Molecular Quantification of the Florida Red Tide Dinoflagellate and the Development of Low Cost, Volunteer-attended Handheld Sensor Networks
Molecular Quantification of the Florida Red Tide Dinoflagellate and the Development of Low Cost, Volunteer-attended Handheld Sensor Networks
Abstract:
Harmful algal blooms of the dinoflagellate Karenia brevis can cause massive fish-kills and marine mammal mortalities, as well as impact human health via the consumption of brevetoxin-contaminated shellfish and the inhalation of aerosolized toxins. There is a strong effort to predict human health impacts by monitoring the bloom stages of K. brevis, and to prevent health impacts by closing shellfish beds when K. brevis cell concentrations reach toxic levels. The current standard method for quantifying K. brevis is by microscopic enumeration, which requires taxonomic expertise to discern K. brevis cells from other Karenia species as well as a long turnover time to generate data, which limits the number of water samples that can be processed.
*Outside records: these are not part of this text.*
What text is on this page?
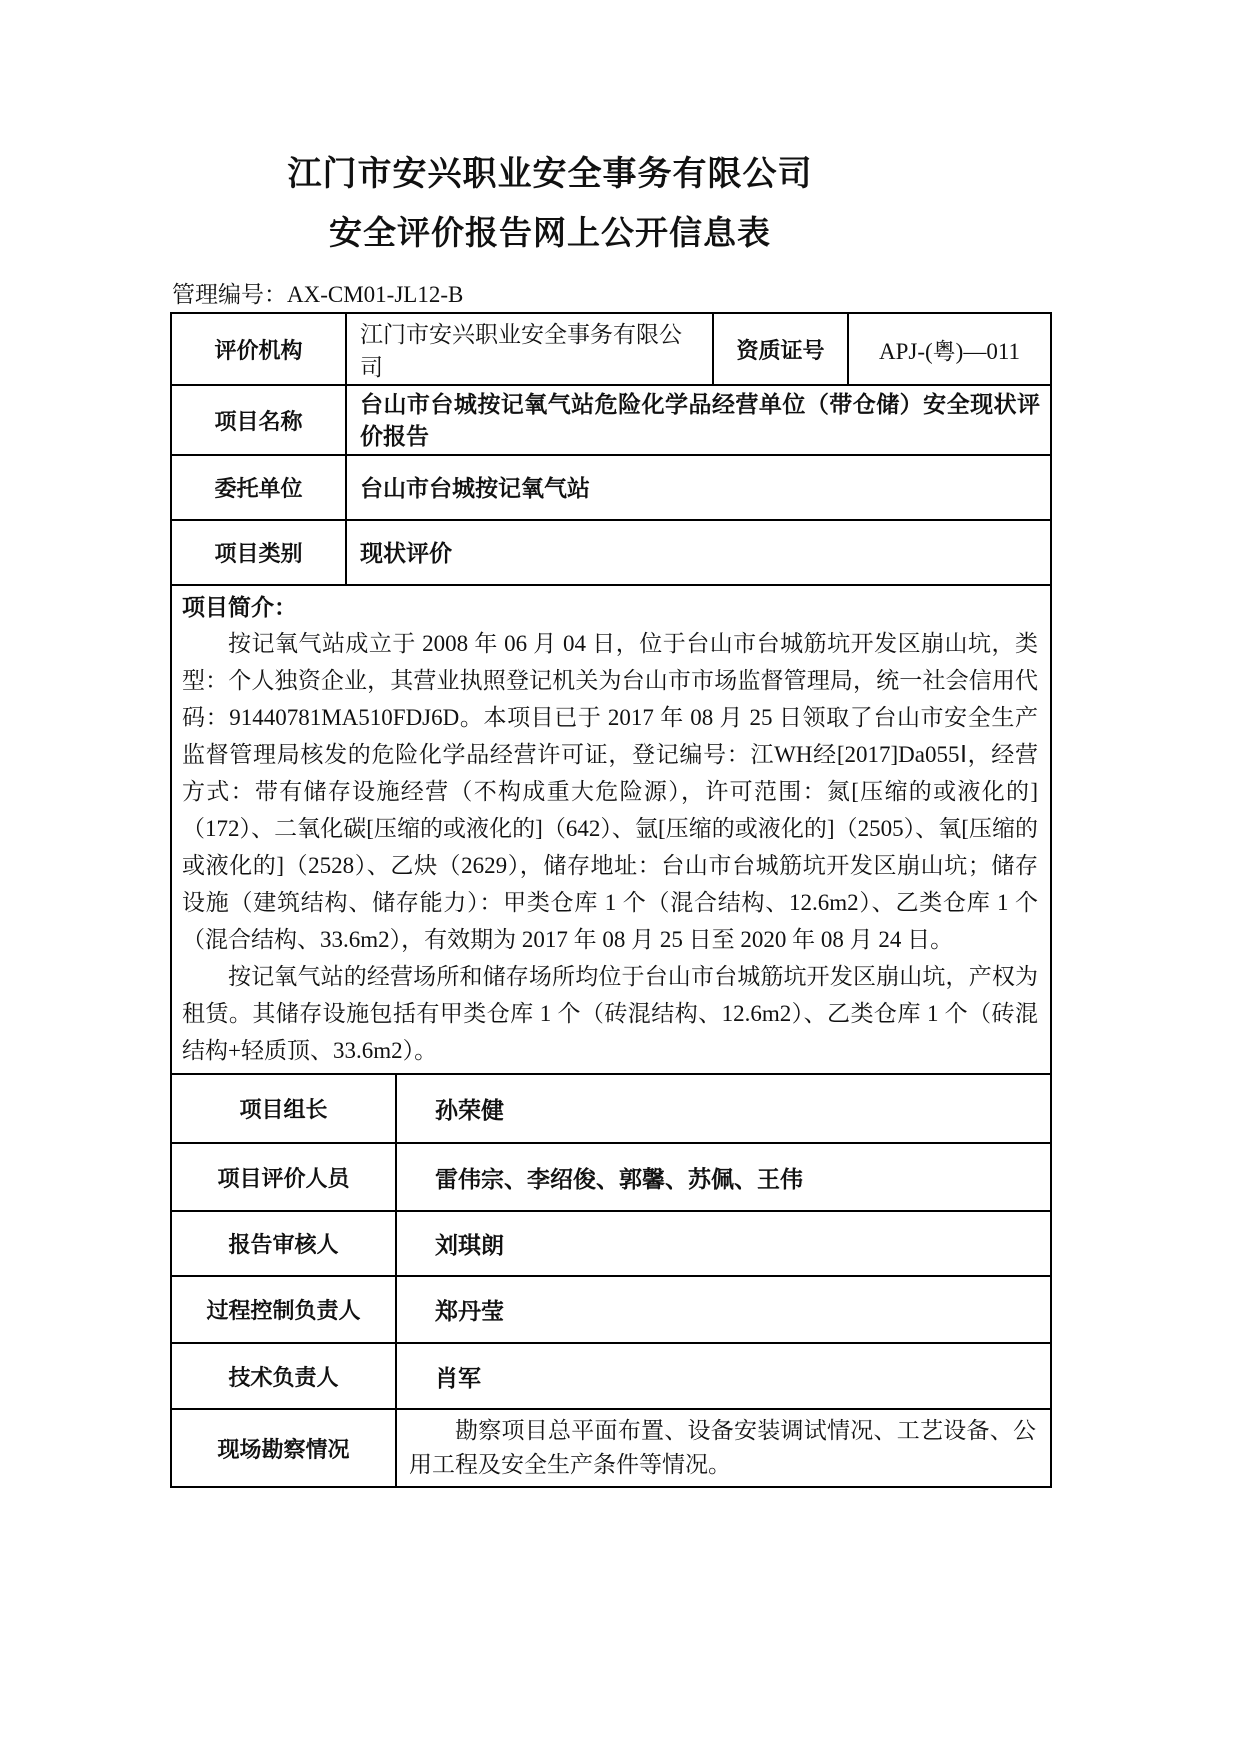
江门市安兴职业安全事务有限公司
安全评价报告网上公开信息表
管理编号：AX-CM01-JL12-B
评价机构	江门市安兴职业安全事务有限公司		资质证号	APJ-(粤)—011
项目名称	台山市台城按记氧气站危险化学品经营单位（带仓储）安全现状评价报告			
委托单位	台山市台城按记氧气站			
项目类别	现状评价			

项目简介：

按记氧气站成立于 2008 年 06 月 04 日，位于台山市台城筋坑开发区崩山坑，类型：个人独资企业，其营业执照登记机关为台山市市场监督管理局，统一社会信用代码：91440781MA510FDJ6D。本项目已于 2017 年 08 月 25 日领取了台山市安全生产监督管理局核发的危险化学品经营许可证，登记编号：江WH经[2017]Da055Ⅰ，经营方式：带有储存设施经营（不构成重大危险源），许可范围：氮[压缩的或液化的]（172）、二氧化碳[压缩的或液化的]（642）、氩[压缩的或液化的]（2505）、氧[压缩的或液化的]（2528）、乙炔（2629），储存地址：台山市台城筋坑开发区崩山坑；储存设施（建筑结构、储存能力）：甲类仓库 1 个（混合结构、12.6m2）、乙类仓库 1 个（混合结构、33.6m2），有效期为 2017 年 08 月 25 日至 2020 年 08 月 24 日。

按记氧气站的经营场所和储存场所均位于台山市台城筋坑开发区崩山坑，产权为租赁。其储存设施包括有甲类仓库 1 个（砖混结构、12.6m2）、乙类仓库 1 个（砖混结构+轻质顶、33.6m2）。				

项目组长		孙荣健		
项目评价人员		雷伟宗、李绍俊、郭馨、苏佩、王伟		
报告审核人		刘琪朗		
过程控制负责人		郑丹莹		
技术负责人		肖军		
现场勘察情况		勘察项目总平面布置、设备安装调试情况、工艺设备、公用工程及安全生产条件等情况。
This EPA-funded study compared a variety of technologies against the current standard (microscopic counts) to quantify the number of K. brevis cells per liter in the water column. Results of this study showed a strong correlation between Real Time Nucleic Acid Sequence-Based Amplification (RT-NASBA) and enumeration by microscopy performed by members of the Florida Fish and Wildlife Research Institute, who are responsible for such monitoring. We are adapting the bench-top RT-NASBA assay to the AmpliFire platform (a handheld sensor that can be used in the field), for point of need K. brevis detection. These handheld sensors will be used by a trained volunteer network and government agencies (FWC, NOAA, and Mote Marine Lab.) to quantify K. brevis cells in the water column of core Gulf of Mexico sites; the results from these sensors will be reported back to the GCOOS observation systems to provide real-time monitoring of K. brevis counts. The real-time information will allow agencies to better monitor fishery closures and predict human health impacts of harmful algal blooms, because a larger number of samples can be processed each week, as the NASBA process removes the rate-limiting step of microscope time.